The Fed Chairman expressed continued support and US Treasuries rose
US government debt rose and the dollar weakened as the Fed chairman overturned concerns about soaring inflation and reiterated the central bank’s commitment to maintain its pandemic stimulus measures until the strength of the economic recovery is more certain.
The 10-year US Treasury bond yield fell 0.06 percentage points to 1.35%, while the ultra-long 30-year Treasury bond yield fell 0.07 percentage points, hovering below 1.2%. The U.S. dollar index, which measures the U.S. dollar against a basket of trading partner currencies, fell 0.4%.
After the data showed U.S. headlines, Jay Powell submitted his semi-annual monetary policy report to Congress on Wednesday. Consumer price increases It rose 0.9% from May to June, exceeding economists’ forecasts and setting the largest monthly increase since 2008. The consumer price index rose 5.4% year-on-year.
Federal Reserve Chairman Shaken From his long-term perspective, the recent burst of inflationary pressures (most pronounced in sectors related to reopening) will prove to be temporary.
Although Powell does admit that the rate of inflation has exceeded initial expectations, he said he believes that as bottlenecks and other supply chain constraints ease, price pressures will ease over time.
Taking into account the lack of employment growth and the need for further recovery of the entire labor market, he affirmed the Fed’s reasons for maintaining loose policies for a period of time. He said that the threshold for changing the size of the central bank’s monthly debt purchases of US$120 billion is “still far away.”
Powell’s remarks came as a survey released by Bank of America this week found that the proportion of investors who believe the economy will continue to improve A sharp decline From a peak of 91% in March to 47% this month.
Royal Bank of Canada Capital Markets analyst Mark Fielding said, “Despite significant progress in vaccination and the expected reopening of the global economy, the market has begun to worry more that the expected growth rebound may fade faster than expected.”

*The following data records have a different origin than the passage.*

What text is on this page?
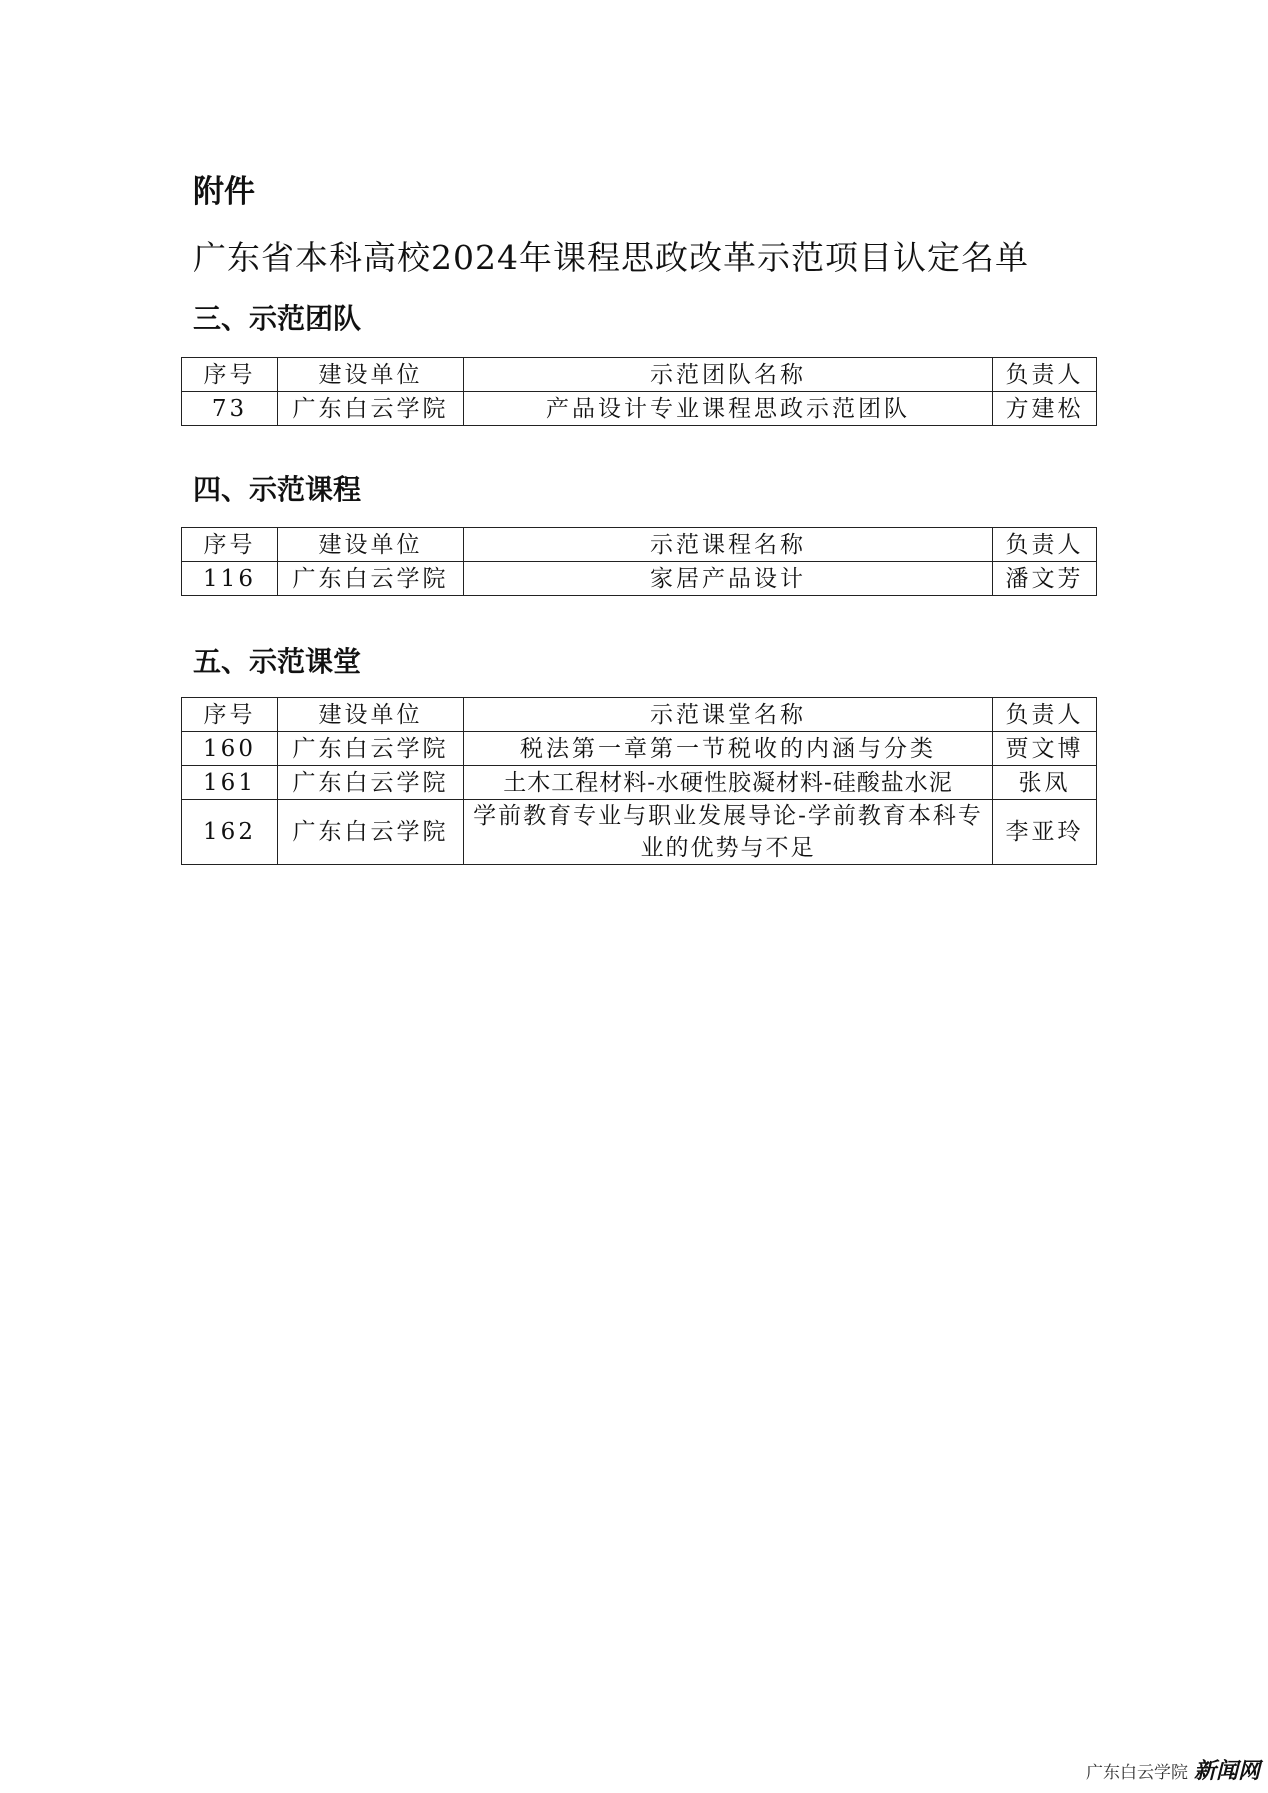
附件
广东省本科高校2024年课程思政改革示范项目认定名单
三、示范团队
序号	建设单位	示范团队名称	负责人
73	广东白云学院	产品设计专业课程思政示范团队	方建松
四、示范课程
序号	建设单位	示范课程名称	负责人
116	广东白云学院	家居产品设计	潘文芳
五、示范课堂
序号	建设单位	示范课堂名称	负责人
160	广东白云学院	税法第一章第一节税收的内涵与分类	贾文博
161	广东白云学院	土木工程材料-水硬性胶凝材料-硅酸盐水泥	张凤
162	广东白云学院	学前教育专业与职业发展导论-学前教育本科专业的优势与不足	李亚玲
广东白云学院 新闻网
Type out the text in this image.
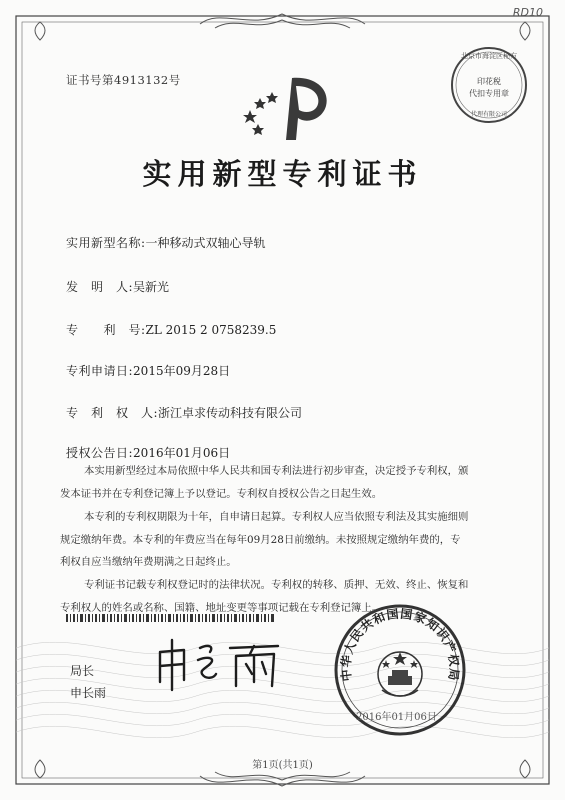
RD10
证书号第4913132号
北京市海淀区秘方
印花税
代扣专用章
代理有限公司
实用新型专利证书
实用新型名称:一种移动式双轴心导轨
发　明　人:吴新光
专　　利　号:ZL 2015 2 0758239.5
专利申请日:2015年09月28日
专　利　权　人:浙江卓求传动科技有限公司
授权公告日:2016年01月06日
本实用新型经过本局依照中华人民共和国专利法进行初步审查，决定授予专利权，颁
发本证书并在专利登记簿上予以登记。专利权自授权公告之日起生效。
本专利的专利权期限为十年，自申请日起算。专利权人应当依照专利法及其实施细则
规定缴纳年费。本专利的年费应当在每年09月28日前缴纳。未按照规定缴纳年费的，专
利权自应当缴纳年费期满之日起终止。
专利证书记载专利权登记时的法律状况。专利权的转移、质押、无效、终止、恢复和
专利权人的姓名或名称、国籍、地址变更等事项记载在专利登记簿上。
局长
申长雨
中华人民共和国国家知识产权局
2016年01月06日
第1页(共1页)
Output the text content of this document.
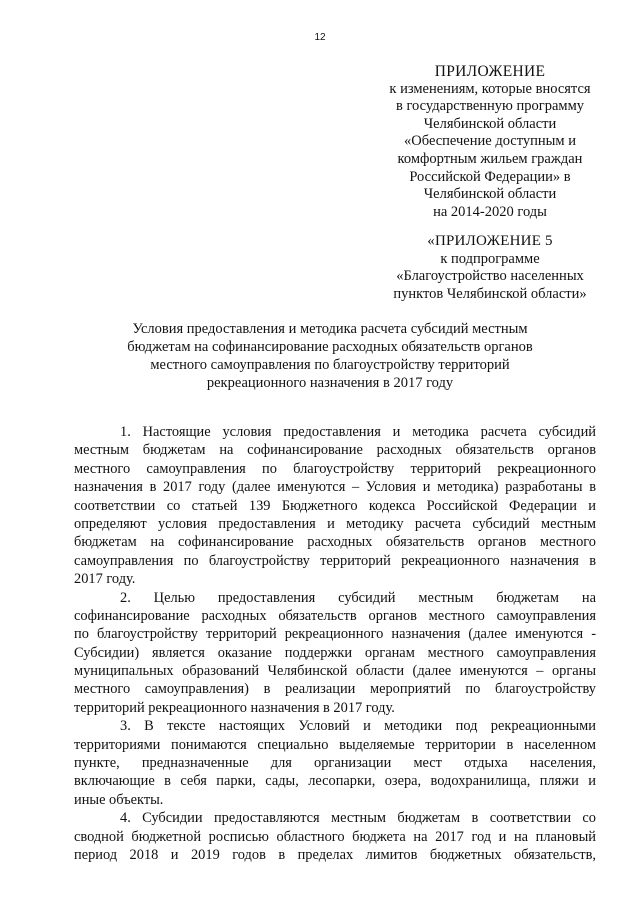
12
ПРИЛОЖЕНИЕ
к изменениям, которые вносятся
в государственную программу
Челябинской области
«Обеспечение доступным и
комфортным жильем граждан
Российской Федерации» в
Челябинской области
на 2014-2020 годы
«ПРИЛОЖЕНИЕ 5
к подпрограмме
«Благоустройство населенных
пунктов Челябинской области»
Условия предоставления и методика расчета субсидий местным
бюджетам на софинансирование расходных обязательств органов
местного самоуправления по благоустройству территорий
рекреационного назначения в 2017 году
1. Настоящие условия предоставления и методика расчета субсидий
местным бюджетам на софинансирование расходных обязательств органов
местного самоуправления по благоустройству территорий рекреационного
назначения в 2017 году (далее именуются – Условия и методика) разработаны в
соответствии со статьей 139 Бюджетного кодекса Российской Федерации и
определяют условия предоставления и методику расчета субсидий местным
бюджетам на софинансирование расходных обязательств органов местного
самоуправления по благоустройству территорий рекреационного назначения в
2017 году.
2. Целью предоставления субсидий местным бюджетам на
софинансирование расходных обязательств органов местного самоуправления
по благоустройству территорий рекреационного назначения (далее именуются -
Субсидии) является оказание поддержки органам местного самоуправления
муниципальных образований Челябинской области (далее именуются – органы
местного самоуправления) в реализации мероприятий по благоустройству
территорий рекреационного назначения в 2017 году.
3. В тексте настоящих Условий и методики под рекреационными
территориями понимаются специально выделяемые территории в населенном
пункте, предназначенные для организации мест отдыха населения,
включающие в себя парки, сады, лесопарки, озера, водохранилища, пляжи и
иные объекты.
4. Субсидии предоставляются местным бюджетам в соответствии со
сводной бюджетной росписью областного бюджета на 2017 год и на плановый
период 2018 и 2019 годов в пределах лимитов бюджетных обязательств,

“In response, bond yields have again begun to fall sharply,” Fielding added.
Wall Street stocks hit an all-time high on Wednesday as investors weighed this concern with expectations that earnings will fall in the second quarter. The largest year-on-year increase Since the financial crisis.
The blue chip S&P 500 index rose slightly by 0.1% that day, while the technology-focused Nasdaq Composite Index fell 0.2%. The European Stoxx 600 index closed down 0.1%, still close to the record high set this week.
Mark McCormick, global head of foreign exchange strategy at TD Securities, said: “We may now see peaks in growth, inflation, and stimulus in many countries.” “The market is slowly absorbing this turning point, but as Delta Air Lines [coronavirus] The number of cases is increasing rapidly, and the outlook remains highly uncertain. “
Elsewhere, British assets have been hit by data showing that the country’s inflation rate exceeds the Bank of England’s target, which has increased the pressure on the central bank to reduce its own debt purchases.
United Kingdom Consumer price increases Data on Wednesday showed that it was 2.5% in the 12 months to June. The pound rose 0.4% to $1.388 against the dollar, and the blue-chip FTSE 100 index fell 0.5%.
The derivatives market related to the Bank of England’s interest rate movements on Wednesday is expected to increase UK interest rates to 0.25% by November 2022. Prior to the release of inflation data, this upward adjustment is expected in May 2023.
John Wraith, head of UBS UK interest rate strategy, said that the Bank of England policymakers “will undoubtedly still insist that price pressures will be short-lived”. “But during this period, whether in absolute terms or relative to their own predictions, the higher the interest rate, the more this belief will be undermined.”
The global oil benchmark Brent crude oil price fell nearly 3% to US$74.39 per barrel. The UAE and Saudi Arabia have close relations OPEC + production agreement between member states.